Moreover, Gioia Tauro has lost importance as a trade hub for both legal and illegal goods relative to other European ports. For traffickers, legal trade flows often dictate the routes of illicit trafficking. A smaller amount of legitimate shipments passing through Gioia Tauro offers fewer opportunities to sneak in illicit cargo.

Traffickers have instead turned to Europe’s biggest ports, Antwerp and Rotterdam. Belgian and Dutch authorities in those two ports seized 89 and 70 tons of cocaine respectively in 2021, much more than Gioia Tauro’s 13 tons.

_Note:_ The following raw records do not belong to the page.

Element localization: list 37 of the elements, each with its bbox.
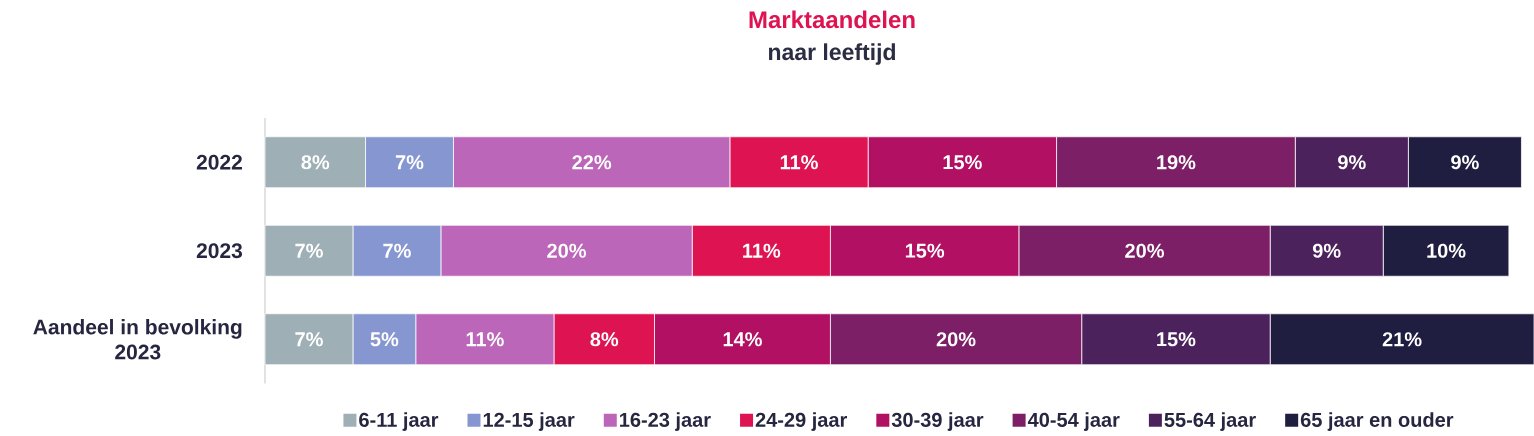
- data-label: 8%: [301, 155, 330, 170]
- legend-label: 65 jaar en ouder: [1300, 412, 1454, 431]
- legend-label: 40-54 jaar: [1027, 412, 1120, 431]
- data-label: 9%: [1451, 155, 1479, 170]
- data-label: 5%: [370, 332, 399, 347]
- data-label: 22%: [572, 155, 612, 170]
- data-label: 7%: [383, 243, 411, 258]
- legend-label: 55-64 jaar: [1164, 412, 1256, 431]
- data-label: 20%: [936, 332, 976, 347]
- y-tick-label: 2022: [196, 154, 242, 170]
- data-label: 11%: [466, 332, 504, 347]
- data-label: 15%: [905, 243, 945, 258]
- data-label: 9%: [1338, 155, 1366, 170]
- data-label: 15%: [1157, 332, 1196, 347]
- data-label: 9%: [1312, 243, 1341, 258]
- data-label: 21%: [1382, 332, 1422, 347]
- data-label: 11%: [780, 155, 818, 170]
- data-label: 15%: [943, 155, 982, 170]
- data-label: 7%: [395, 155, 424, 170]
- data-label: 20%: [1125, 243, 1164, 258]
- y-tick-label: 2023: [196, 243, 243, 259]
- data-label: 10%: [1427, 243, 1466, 258]
- legend-label: 6-11 jaar: [359, 412, 439, 431]
- chart-title: Marktaandelen: [749, 10, 915, 29]
- data-label: 20%: [547, 243, 587, 258]
- data-label: 7%: [295, 243, 323, 258]
- legend-label: 12-15 jaar: [483, 412, 575, 431]
- legend-label: 30-39 jaar: [891, 412, 984, 431]
- data-label: 14%: [723, 332, 762, 347]
- legend-label: 24-29 jaar: [755, 412, 848, 431]
- legend-label: 16-23 jaar: [620, 412, 711, 431]
- y-tick-label: Aandeel in bevolking 2023: [33, 319, 242, 360]
- data-label: 11%: [743, 243, 781, 258]
- data-label: 7%: [295, 332, 323, 347]
- chart-subtitle: naar leeftijd: [768, 43, 896, 65]
- data-label: 19%: [1157, 155, 1196, 170]
- data-label: 8%: [590, 332, 619, 347]
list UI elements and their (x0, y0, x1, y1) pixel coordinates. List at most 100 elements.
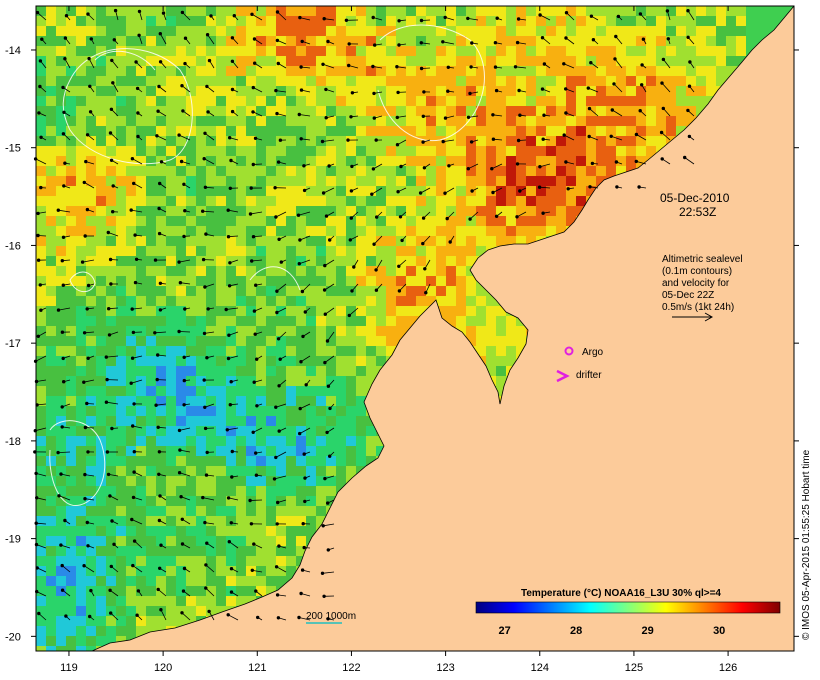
sst-cell (236, 276, 246, 286)
sst-cell (56, 126, 66, 136)
sst-cell (136, 556, 146, 566)
sst-cell (386, 346, 396, 356)
sst-cell (196, 296, 206, 306)
sst-cell (496, 376, 506, 386)
sst-cell (126, 146, 136, 156)
sst-cell (246, 126, 256, 136)
sst-cell (106, 296, 116, 306)
sst-cell (296, 386, 306, 396)
sst-cell (176, 526, 186, 536)
sst-cell (416, 196, 426, 206)
sst-cell (376, 116, 386, 126)
sst-cell (316, 216, 326, 226)
sst-cell (366, 376, 376, 386)
sst-cell (506, 146, 516, 156)
sst-cell (296, 466, 306, 476)
sst-cell (106, 506, 116, 516)
sst-cell (126, 616, 136, 626)
sst-cell (336, 136, 346, 146)
sst-cell (396, 256, 406, 266)
sst-cell (596, 96, 606, 106)
sst-cell (276, 196, 286, 206)
sst-cell (406, 96, 416, 106)
sst-cell (556, 46, 566, 56)
sst-cell (326, 216, 336, 226)
sst-cell (196, 286, 206, 296)
sst-cell (76, 306, 86, 316)
sst-cell (336, 206, 346, 216)
sst-cell (96, 616, 106, 626)
sst-cell (126, 286, 136, 296)
sst-cell (316, 166, 326, 176)
sst-cell (106, 426, 116, 436)
sst-cell (306, 476, 316, 486)
sst-cell (206, 526, 216, 536)
sst-cell (306, 226, 316, 236)
sst-cell (36, 216, 46, 226)
sst-cell (346, 306, 356, 316)
sst-cell (306, 276, 316, 286)
velocity-vector-head (540, 87, 545, 91)
sst-cell (156, 226, 166, 236)
sst-cell (166, 256, 176, 266)
sst-cell (516, 66, 526, 76)
sst-cell (676, 116, 686, 126)
sst-cell (286, 186, 296, 196)
sst-cell (246, 166, 256, 176)
sst-cell (426, 36, 436, 46)
velocity-vector-head (134, 60, 138, 64)
sst-cell (216, 476, 226, 486)
velocity-vector-head (108, 131, 113, 135)
sst-cell (166, 456, 176, 466)
velocity-vector-head (302, 164, 306, 168)
sst-cell (326, 476, 336, 486)
sst-cell (196, 496, 206, 506)
sst-cell (106, 546, 116, 556)
sst-cell (86, 316, 96, 326)
sst-cell (606, 156, 616, 166)
sst-cell (366, 256, 376, 266)
sst-cell (246, 396, 256, 406)
sst-cell (406, 316, 416, 326)
sst-cell (376, 86, 386, 96)
sst-cell (286, 26, 296, 36)
sst-cell (296, 226, 306, 236)
sst-cell (96, 596, 106, 606)
sst-cell (166, 76, 176, 86)
sst-cell (246, 116, 256, 126)
sst-cell (426, 226, 436, 236)
sst-cell (416, 146, 426, 156)
sst-cell (376, 156, 386, 166)
sst-cell (266, 486, 276, 496)
sst-cell (296, 76, 306, 86)
sst-cell (376, 306, 386, 316)
sst-cell (196, 46, 206, 56)
sst-cell (586, 176, 596, 186)
sst-cell (426, 116, 436, 126)
sst-cell (256, 476, 266, 486)
sst-cell (696, 16, 706, 26)
velocity-vector-head (638, 108, 642, 113)
sst-cell (146, 346, 156, 356)
sst-cell (366, 216, 376, 226)
sst-cell (36, 436, 46, 446)
sst-cell (126, 276, 136, 286)
sst-cell (76, 506, 86, 516)
sst-cell (66, 436, 76, 446)
velocity-vector-head (686, 108, 690, 113)
sst-cell (426, 26, 436, 36)
sst-cell (206, 366, 216, 376)
sst-cell (326, 106, 336, 116)
sst-cell (286, 166, 296, 176)
sst-cell (496, 86, 506, 96)
sst-cell (56, 546, 66, 556)
sst-cell (656, 136, 666, 146)
sst-cell (256, 66, 266, 76)
sst-cell (86, 606, 96, 616)
sst-cell (476, 206, 486, 216)
sst-cell (236, 326, 246, 336)
sst-cell (146, 386, 156, 396)
sst-cell (46, 646, 56, 651)
sst-cell (446, 316, 456, 326)
velocity-vector-head (374, 138, 378, 142)
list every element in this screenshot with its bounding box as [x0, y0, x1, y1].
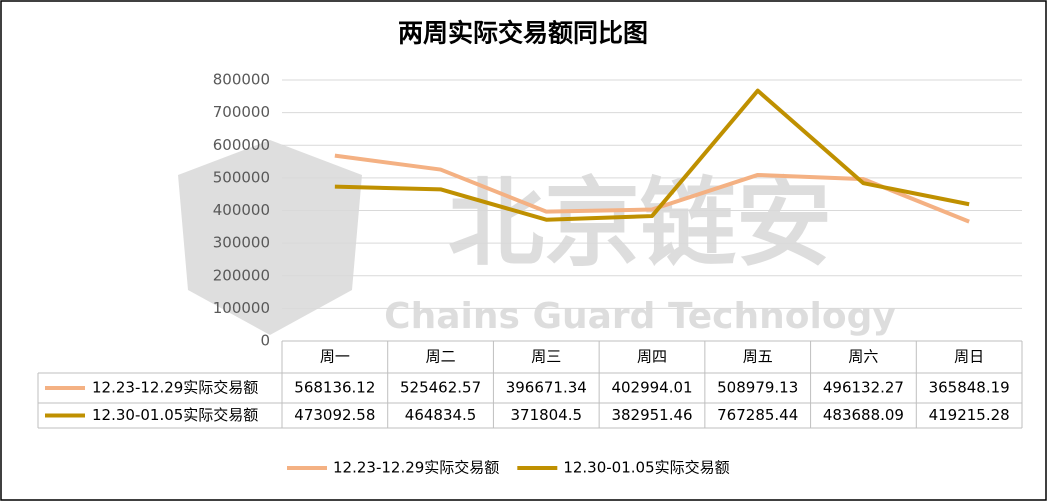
x-tick-label: 周四 [637, 348, 667, 366]
y-tick-label: 400000 [213, 201, 270, 219]
x-tick-label: 周一 [320, 348, 350, 366]
legend-label: 12.23-12.29实际交易额 [333, 459, 499, 477]
legend-label: 12.30-01.05实际交易额 [563, 459, 729, 477]
table-value: 568136.12 [294, 379, 375, 397]
x-tick-label: 周日 [954, 348, 984, 366]
watermark: 北京链安 Chains Guard Technology [178, 140, 896, 337]
series-line [334, 153, 970, 224]
table-value: 525462.57 [400, 379, 481, 397]
y-tick-label: 0 [260, 332, 270, 350]
table-value: 365848.19 [929, 379, 1010, 397]
y-tick-label: 300000 [213, 234, 270, 252]
table-value: 767285.44 [717, 406, 798, 424]
y-tick-label: 500000 [213, 168, 270, 186]
table-value: 419215.28 [929, 406, 1010, 424]
table-value: 402994.01 [611, 379, 692, 397]
chart-title: 两周实际交易额同比图 [398, 19, 648, 48]
table-series-name: 12.23-12.29实际交易额 [92, 379, 258, 397]
watermark-title: 北京链安 [448, 167, 832, 279]
table-value: 508979.13 [717, 379, 798, 397]
y-tick-label: 100000 [213, 299, 270, 317]
table-value: 483688.09 [823, 406, 904, 424]
watermark-subtitle: Chains Guard Technology [384, 296, 896, 337]
watermark-logo [178, 140, 362, 335]
table-value: 473092.58 [294, 406, 375, 424]
y-tick-label: 200000 [213, 266, 270, 284]
table-series-name: 12.30-01.05实际交易额 [92, 406, 258, 424]
table-value: 496132.27 [823, 379, 904, 397]
table-value: 464834.5 [405, 406, 477, 424]
y-tick-label: 800000 [213, 71, 270, 89]
table-value: 371804.5 [510, 406, 582, 424]
y-tick-label: 700000 [213, 103, 270, 121]
table-value: 382951.46 [611, 406, 692, 424]
x-tick-label: 周二 [426, 348, 456, 366]
x-tick-label: 周五 [743, 348, 773, 366]
y-tick-label: 600000 [213, 136, 270, 154]
x-tick-label: 周三 [531, 348, 561, 366]
series-line [334, 88, 970, 222]
table-value: 396671.34 [506, 379, 587, 397]
x-tick-label: 周六 [848, 348, 878, 366]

The ‘Ndrangheta is also facing increasing competition from other European trafficking networks. In Colombia, the main cocaine production country, criminal organizations have broken apart into smaller factions. This has opened the door for other European groups, like Albanian networks, to buy cocaine directly in South America.

SEE ALSO: Albanian Drug Traffickers Jockey for Position in Ecuador

The ‘Ndrangheta, however, appear well positioned to survive Gioia Tauro’s declining importance as a gateway for cocaine to Europe.

The clans’ control of other Italian ports has helped keep their trafficking operations in motion. In August 2022, Brazilian authorities seized over half a ton of cocaine destined for the port terminal of Vado Ligure, which the ‘Ndrangheta use as an alternative for Gioia Tauro, according to Italian media outlet Reggio Today.

The port of Genoa, part of the same port cluster, is among “the most infiltrated by the ‘Ndrangheta,” Federico Cafiero de Raho, Italian National Antimafia and Counterterrorism Prosecutor said in 2017, according to a 2022 Parliamentary Commission report.

Also, the ‘Ndrangheta are now often partnering with other groups, trafficking through different European ports and sharing the costs and risks for a shipment.

“The ‘Ndrangheta share trafficking infrastructure because the routes have changed. When they import via ports like Rotterdam and Antwerp, the clans need to make alliances,” Sergi said. “Drug trafficking is no longer a monopoly; it is a table with more seats.”